In a personal sense, it’s even bigger than that for Prescott. He has a sterling 64-37 record as a starter since arriving from Mississippi State as a fourth-round draft pick in 2016. But his 2-4 playoff record is duly noted by the fan base, as is the fact that his salary cap number in 2024 is a bloated $59.455 million. The 49ers’ Brock Purdy, by contrast, checks in at just over $1 million.
The disparity gives the 49ers more flexibility to sign their own stars as well as recruit others, which means a better chance to maintain superiority over a longtime rival. It’s not a stretch to think if Prescott doesn’t get the Cowboys to the Super Bowl, Jones will look long and hard at that cap number and wonder if No. 3 quarterback Trey Lance or someone else would be a better option.

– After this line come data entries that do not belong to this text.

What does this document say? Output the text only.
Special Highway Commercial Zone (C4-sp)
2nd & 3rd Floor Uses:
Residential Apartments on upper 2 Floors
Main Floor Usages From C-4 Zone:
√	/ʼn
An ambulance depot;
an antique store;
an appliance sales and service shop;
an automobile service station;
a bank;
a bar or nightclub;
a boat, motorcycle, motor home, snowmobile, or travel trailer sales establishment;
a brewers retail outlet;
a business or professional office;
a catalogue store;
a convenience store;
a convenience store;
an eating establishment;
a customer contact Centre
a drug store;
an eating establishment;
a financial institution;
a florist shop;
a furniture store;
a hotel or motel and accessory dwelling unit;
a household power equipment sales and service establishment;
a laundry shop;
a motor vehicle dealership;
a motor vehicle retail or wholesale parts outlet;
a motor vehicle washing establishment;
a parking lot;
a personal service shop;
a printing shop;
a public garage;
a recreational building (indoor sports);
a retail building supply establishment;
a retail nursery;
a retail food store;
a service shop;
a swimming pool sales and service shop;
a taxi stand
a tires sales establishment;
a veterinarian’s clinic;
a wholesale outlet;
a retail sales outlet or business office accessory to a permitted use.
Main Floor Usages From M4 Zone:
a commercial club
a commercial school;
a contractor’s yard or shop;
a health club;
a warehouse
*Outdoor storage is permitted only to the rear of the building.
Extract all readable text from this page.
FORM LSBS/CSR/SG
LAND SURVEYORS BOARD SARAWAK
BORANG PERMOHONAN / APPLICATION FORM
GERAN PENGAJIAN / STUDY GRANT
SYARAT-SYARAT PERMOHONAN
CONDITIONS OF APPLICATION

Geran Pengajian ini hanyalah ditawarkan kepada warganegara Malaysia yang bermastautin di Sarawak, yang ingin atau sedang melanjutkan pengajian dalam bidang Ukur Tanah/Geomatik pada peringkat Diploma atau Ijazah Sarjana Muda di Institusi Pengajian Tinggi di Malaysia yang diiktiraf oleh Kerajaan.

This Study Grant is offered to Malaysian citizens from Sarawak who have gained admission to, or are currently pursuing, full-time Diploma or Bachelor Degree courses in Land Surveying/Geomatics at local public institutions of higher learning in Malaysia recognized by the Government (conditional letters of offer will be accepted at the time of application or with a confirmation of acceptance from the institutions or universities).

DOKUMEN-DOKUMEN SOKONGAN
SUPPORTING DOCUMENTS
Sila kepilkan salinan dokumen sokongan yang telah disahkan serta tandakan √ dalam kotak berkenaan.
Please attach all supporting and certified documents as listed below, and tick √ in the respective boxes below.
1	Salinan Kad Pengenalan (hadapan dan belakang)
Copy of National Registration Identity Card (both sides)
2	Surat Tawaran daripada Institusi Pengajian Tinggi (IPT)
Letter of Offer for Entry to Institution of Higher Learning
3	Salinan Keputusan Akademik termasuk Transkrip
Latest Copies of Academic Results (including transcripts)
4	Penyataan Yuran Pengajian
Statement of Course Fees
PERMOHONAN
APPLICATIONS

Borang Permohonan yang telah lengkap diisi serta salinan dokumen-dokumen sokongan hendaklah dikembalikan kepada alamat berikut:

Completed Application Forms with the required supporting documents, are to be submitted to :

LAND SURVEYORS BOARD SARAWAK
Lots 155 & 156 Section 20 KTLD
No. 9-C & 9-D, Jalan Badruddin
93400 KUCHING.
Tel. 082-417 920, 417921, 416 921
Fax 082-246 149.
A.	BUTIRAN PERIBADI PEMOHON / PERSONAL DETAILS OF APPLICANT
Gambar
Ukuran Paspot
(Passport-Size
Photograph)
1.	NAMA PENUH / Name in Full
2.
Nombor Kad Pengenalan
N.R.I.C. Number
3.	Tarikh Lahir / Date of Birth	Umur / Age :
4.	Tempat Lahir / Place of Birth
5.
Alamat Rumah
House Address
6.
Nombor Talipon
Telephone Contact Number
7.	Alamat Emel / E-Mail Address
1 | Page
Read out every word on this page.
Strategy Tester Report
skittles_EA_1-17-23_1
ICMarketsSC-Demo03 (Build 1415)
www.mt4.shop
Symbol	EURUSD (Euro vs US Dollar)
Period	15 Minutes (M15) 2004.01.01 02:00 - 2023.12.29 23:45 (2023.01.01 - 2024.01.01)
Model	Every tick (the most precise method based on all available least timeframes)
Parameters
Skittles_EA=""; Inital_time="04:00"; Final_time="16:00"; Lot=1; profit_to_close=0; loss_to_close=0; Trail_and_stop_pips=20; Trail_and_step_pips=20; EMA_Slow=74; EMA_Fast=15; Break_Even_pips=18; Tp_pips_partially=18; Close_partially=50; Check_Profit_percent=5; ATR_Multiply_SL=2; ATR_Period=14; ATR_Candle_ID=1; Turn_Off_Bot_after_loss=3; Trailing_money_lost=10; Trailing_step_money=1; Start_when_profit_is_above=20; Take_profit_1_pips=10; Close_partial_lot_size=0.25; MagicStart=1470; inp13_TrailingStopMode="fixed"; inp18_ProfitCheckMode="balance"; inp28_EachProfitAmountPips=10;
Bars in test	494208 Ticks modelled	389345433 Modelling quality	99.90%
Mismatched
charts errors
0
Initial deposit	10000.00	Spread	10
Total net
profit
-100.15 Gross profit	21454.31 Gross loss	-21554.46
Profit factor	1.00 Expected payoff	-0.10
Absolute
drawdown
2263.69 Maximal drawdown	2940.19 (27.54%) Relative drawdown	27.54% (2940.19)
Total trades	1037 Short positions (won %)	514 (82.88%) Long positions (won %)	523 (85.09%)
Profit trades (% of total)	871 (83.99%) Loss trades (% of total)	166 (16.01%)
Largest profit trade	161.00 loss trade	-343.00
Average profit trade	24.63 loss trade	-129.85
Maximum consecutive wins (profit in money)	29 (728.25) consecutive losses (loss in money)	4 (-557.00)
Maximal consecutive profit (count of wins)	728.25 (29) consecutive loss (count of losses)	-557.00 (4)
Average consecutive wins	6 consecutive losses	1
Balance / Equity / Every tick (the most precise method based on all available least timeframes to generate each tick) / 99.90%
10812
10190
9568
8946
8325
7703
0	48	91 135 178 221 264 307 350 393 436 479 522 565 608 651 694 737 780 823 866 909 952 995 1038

Following the blowout win over New England, one of the first questions for Prescott was about his feelings following the two playoff losses to the 49ers. Prescott, dripping with sarcasm, thanked the reporter for the reminder.
“We’ve got a great team, and we’ll focus on who we are right now and not who we’ve been in the past,” Prescott said. “Period.”
As for the chatter of being unable to beat the 49ers, Prescott said, “We’ve stopped listening.”
If Prescott can’t deliver a win against the 49ers, the discontent in Dallas will be loud and clear.